From the way you've described the transaction and from what I can glean from the Shopify site, what you have here is a loan, a loan you're paying back by allowing Shopify to take a percentage of your remittances from your sales.

The initial $1,000 you'd enter on your business' accounting records as a loan:

Debit (Increase) Cash in Bank     $1,000

Credit (Increase) Loan from Shopify     $1,000

This entry will never show up on your income tax return because it's strictly a "balance sheet" entry.


As you make sales you'd recognize the full amount of the sales even though Shopify is going to take 13% of your remittance.  So if your sales for a particular day amounted to $150.00 you'd make the accounting entry in your business' accounting records:

Debit (Increase) Cash in Bank    $150.00

Credit (Increase) Sales Revenue         $150.00

These gross sales figures for the year are what you'll report as "Revenue" on Schedule C.


Of course Shopify is going to take 13% if that $150.00, and they are going to continue taking that 13% until you pay the full $1,000 plus interest to Shopify.  I have no idea how much interest they are going to charge you but for sake of illustration let's say that you've agreed to pay back $1,200.00, i.e., 20% of each payment they take can be considered "interest". ($200, the "interest", divided by $1,000, the "principal".)
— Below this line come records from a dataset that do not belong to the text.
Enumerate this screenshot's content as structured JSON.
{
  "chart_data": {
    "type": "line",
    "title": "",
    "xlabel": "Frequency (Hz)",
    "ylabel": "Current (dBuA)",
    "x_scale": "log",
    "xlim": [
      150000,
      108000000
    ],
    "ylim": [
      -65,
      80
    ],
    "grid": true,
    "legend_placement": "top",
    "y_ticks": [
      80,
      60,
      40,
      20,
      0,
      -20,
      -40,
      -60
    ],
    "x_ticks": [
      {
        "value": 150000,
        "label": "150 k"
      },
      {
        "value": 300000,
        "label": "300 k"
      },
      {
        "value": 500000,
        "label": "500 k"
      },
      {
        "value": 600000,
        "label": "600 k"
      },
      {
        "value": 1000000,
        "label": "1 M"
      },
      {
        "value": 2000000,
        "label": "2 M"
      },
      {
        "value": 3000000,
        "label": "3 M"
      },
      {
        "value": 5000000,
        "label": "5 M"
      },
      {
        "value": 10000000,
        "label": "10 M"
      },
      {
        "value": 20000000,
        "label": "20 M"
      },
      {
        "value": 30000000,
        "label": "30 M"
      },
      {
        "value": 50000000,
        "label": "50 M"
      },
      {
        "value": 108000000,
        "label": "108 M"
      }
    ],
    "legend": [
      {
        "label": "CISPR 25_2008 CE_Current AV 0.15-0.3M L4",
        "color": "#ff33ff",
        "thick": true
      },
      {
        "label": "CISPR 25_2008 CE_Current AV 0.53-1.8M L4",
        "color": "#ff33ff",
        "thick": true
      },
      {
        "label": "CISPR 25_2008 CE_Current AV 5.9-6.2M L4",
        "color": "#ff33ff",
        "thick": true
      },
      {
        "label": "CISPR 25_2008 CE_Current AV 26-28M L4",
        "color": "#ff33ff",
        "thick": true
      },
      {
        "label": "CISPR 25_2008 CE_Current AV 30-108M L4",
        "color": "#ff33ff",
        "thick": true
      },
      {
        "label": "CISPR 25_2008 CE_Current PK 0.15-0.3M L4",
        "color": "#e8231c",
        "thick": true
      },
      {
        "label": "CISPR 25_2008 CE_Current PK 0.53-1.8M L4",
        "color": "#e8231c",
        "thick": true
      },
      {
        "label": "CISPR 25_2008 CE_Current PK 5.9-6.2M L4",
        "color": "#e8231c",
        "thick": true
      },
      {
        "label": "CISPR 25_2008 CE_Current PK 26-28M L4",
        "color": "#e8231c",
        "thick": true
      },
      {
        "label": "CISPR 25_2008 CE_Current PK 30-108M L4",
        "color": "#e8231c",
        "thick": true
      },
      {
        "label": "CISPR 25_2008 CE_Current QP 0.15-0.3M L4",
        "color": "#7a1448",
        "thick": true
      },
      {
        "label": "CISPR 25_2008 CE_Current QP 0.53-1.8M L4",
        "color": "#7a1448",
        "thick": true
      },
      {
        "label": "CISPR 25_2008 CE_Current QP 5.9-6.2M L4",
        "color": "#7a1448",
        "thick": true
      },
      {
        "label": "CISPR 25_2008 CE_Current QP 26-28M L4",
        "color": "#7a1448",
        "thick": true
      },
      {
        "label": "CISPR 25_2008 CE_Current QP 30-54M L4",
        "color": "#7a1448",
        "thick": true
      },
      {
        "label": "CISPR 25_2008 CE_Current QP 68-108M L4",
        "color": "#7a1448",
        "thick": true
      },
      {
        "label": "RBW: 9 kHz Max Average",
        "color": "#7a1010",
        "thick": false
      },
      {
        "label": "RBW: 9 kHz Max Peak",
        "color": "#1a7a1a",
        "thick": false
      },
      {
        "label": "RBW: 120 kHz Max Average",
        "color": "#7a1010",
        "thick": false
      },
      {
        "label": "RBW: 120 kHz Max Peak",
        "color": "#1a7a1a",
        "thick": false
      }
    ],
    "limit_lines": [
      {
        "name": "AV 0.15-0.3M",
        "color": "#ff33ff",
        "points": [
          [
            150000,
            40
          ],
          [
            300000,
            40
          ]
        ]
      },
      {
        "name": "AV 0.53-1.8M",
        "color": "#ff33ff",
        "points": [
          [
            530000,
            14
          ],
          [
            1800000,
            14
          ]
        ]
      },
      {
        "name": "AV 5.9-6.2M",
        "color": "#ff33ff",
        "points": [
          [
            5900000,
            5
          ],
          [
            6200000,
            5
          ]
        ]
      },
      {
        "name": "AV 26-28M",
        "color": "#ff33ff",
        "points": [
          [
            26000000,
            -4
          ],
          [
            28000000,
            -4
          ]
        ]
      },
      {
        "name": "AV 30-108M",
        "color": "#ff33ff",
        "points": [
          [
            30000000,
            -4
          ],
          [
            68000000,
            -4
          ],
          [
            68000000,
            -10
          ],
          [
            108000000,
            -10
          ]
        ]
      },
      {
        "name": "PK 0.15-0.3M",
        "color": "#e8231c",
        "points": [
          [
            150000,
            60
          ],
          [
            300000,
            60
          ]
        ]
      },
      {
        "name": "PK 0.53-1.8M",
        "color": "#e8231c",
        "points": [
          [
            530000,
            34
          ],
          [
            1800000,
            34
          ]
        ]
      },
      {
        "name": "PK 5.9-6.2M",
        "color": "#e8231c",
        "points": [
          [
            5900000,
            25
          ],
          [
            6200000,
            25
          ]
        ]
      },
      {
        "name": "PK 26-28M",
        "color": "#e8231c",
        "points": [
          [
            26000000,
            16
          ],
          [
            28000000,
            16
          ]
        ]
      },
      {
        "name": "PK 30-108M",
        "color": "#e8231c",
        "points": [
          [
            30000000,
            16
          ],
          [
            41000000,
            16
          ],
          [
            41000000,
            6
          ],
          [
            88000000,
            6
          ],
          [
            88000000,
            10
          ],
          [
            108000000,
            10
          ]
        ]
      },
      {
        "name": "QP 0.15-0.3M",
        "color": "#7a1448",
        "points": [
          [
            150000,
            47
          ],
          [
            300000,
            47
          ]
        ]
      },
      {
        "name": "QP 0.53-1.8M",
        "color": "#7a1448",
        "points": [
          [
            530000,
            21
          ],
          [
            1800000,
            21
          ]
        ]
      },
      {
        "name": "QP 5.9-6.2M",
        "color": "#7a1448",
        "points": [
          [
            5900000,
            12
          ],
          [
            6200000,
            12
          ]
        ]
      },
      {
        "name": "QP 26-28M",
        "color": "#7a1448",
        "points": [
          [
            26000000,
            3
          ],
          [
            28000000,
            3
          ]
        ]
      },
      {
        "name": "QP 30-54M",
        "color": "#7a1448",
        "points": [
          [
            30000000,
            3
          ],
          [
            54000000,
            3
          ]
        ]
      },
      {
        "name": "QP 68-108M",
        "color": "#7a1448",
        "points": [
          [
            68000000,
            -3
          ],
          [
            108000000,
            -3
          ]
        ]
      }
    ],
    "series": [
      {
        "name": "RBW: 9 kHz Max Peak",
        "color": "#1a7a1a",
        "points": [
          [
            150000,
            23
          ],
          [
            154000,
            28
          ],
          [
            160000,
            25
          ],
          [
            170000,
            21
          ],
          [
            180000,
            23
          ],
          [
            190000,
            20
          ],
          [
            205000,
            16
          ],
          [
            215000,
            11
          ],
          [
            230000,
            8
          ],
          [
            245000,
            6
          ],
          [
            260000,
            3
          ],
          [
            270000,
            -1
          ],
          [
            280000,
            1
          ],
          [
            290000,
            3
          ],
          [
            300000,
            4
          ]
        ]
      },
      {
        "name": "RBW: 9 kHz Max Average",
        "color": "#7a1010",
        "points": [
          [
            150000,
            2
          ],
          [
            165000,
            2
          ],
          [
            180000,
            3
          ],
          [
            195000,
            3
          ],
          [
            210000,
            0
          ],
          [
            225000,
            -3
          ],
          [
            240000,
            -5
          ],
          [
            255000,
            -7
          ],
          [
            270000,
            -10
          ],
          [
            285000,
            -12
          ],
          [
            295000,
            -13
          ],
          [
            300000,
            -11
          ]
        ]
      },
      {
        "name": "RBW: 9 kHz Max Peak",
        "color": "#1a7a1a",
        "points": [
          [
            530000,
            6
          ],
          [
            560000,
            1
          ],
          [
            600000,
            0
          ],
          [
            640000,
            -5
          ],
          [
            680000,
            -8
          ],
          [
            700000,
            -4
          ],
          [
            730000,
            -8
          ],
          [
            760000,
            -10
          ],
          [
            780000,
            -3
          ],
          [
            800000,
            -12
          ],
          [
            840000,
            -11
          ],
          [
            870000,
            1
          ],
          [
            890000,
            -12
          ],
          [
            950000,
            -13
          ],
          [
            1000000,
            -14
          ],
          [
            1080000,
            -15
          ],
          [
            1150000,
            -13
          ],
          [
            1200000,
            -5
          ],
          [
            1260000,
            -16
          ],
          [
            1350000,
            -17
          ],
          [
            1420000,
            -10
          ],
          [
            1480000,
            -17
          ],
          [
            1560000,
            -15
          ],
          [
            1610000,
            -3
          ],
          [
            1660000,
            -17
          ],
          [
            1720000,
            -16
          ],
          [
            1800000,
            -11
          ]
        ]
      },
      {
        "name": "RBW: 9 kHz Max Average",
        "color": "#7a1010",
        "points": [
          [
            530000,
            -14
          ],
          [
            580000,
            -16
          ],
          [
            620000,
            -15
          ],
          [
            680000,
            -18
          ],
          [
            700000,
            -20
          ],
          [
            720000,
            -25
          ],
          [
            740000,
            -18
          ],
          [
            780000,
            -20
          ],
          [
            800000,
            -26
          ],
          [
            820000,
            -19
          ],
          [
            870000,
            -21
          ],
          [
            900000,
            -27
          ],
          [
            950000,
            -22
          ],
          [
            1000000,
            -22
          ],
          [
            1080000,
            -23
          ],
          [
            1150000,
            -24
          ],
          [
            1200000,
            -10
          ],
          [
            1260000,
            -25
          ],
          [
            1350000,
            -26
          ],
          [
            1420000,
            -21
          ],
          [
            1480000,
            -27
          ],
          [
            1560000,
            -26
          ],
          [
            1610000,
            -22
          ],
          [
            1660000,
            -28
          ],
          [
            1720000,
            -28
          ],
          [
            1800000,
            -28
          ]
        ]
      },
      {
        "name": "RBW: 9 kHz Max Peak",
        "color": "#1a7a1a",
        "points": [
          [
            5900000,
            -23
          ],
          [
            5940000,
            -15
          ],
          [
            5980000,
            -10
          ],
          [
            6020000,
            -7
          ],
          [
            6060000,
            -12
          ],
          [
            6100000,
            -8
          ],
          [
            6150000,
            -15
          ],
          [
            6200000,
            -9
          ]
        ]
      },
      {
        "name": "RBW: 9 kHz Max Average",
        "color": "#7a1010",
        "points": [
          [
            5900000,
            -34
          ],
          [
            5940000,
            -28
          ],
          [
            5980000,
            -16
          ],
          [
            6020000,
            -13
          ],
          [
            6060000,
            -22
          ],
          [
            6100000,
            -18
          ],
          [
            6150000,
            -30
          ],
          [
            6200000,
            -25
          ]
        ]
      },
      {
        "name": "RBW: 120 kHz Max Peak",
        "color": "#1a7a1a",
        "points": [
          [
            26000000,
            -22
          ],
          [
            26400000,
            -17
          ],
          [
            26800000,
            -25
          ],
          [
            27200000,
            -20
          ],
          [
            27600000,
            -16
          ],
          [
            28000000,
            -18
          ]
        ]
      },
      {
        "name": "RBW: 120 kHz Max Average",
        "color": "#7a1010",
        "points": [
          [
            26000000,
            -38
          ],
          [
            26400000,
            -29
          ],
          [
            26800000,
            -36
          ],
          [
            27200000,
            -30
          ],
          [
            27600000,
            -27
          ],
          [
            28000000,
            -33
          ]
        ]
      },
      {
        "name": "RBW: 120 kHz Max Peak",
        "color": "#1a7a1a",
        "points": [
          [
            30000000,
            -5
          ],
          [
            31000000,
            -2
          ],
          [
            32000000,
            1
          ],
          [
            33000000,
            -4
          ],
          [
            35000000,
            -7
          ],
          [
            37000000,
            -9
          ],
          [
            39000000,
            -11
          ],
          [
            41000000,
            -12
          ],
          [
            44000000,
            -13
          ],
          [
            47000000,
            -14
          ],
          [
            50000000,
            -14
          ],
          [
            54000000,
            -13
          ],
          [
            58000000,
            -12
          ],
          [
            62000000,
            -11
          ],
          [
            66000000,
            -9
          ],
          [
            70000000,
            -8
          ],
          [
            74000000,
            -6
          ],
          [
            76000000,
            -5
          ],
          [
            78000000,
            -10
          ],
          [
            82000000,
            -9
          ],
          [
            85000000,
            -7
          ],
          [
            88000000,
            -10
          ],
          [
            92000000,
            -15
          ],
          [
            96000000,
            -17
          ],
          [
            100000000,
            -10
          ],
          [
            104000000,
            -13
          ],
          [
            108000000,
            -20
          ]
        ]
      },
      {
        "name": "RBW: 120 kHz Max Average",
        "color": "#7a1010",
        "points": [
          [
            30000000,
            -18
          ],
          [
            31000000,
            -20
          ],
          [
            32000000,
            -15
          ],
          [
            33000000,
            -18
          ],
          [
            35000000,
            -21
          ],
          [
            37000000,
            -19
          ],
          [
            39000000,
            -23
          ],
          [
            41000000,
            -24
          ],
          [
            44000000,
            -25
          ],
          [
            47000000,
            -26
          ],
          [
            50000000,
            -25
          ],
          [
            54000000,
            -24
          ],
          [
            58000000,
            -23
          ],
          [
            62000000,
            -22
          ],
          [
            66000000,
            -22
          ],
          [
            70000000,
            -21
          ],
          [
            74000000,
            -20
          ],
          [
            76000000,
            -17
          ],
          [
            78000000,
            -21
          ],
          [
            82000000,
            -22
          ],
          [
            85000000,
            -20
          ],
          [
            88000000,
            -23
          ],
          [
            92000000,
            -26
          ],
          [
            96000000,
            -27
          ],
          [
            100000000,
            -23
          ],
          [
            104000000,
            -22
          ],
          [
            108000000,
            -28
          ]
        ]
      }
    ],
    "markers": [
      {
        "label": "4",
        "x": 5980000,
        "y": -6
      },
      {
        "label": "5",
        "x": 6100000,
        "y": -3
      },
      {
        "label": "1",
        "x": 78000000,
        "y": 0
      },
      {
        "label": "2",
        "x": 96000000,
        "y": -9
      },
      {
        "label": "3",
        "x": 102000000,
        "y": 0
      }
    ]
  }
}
So, on the same day that you made $150.00 in sales, Shopify is going to take 13% of that $150.00, or $19.50.  So  you'd make the following accounting entry:

Debit (Decrease) Loan from Shopify   $15.60

Debit (Increase) Interest Expense       $  3.90

Credit (Decrease) Cash in Bank                 $19.50

The "principal repayment" portion of this entry, the $15.60, will not show up in your income tax return as, again, it's strictly a "balance sheet" entry.  However the cumulative entries for the year for "interest expense" is a deductible business interest expense in your income tax return.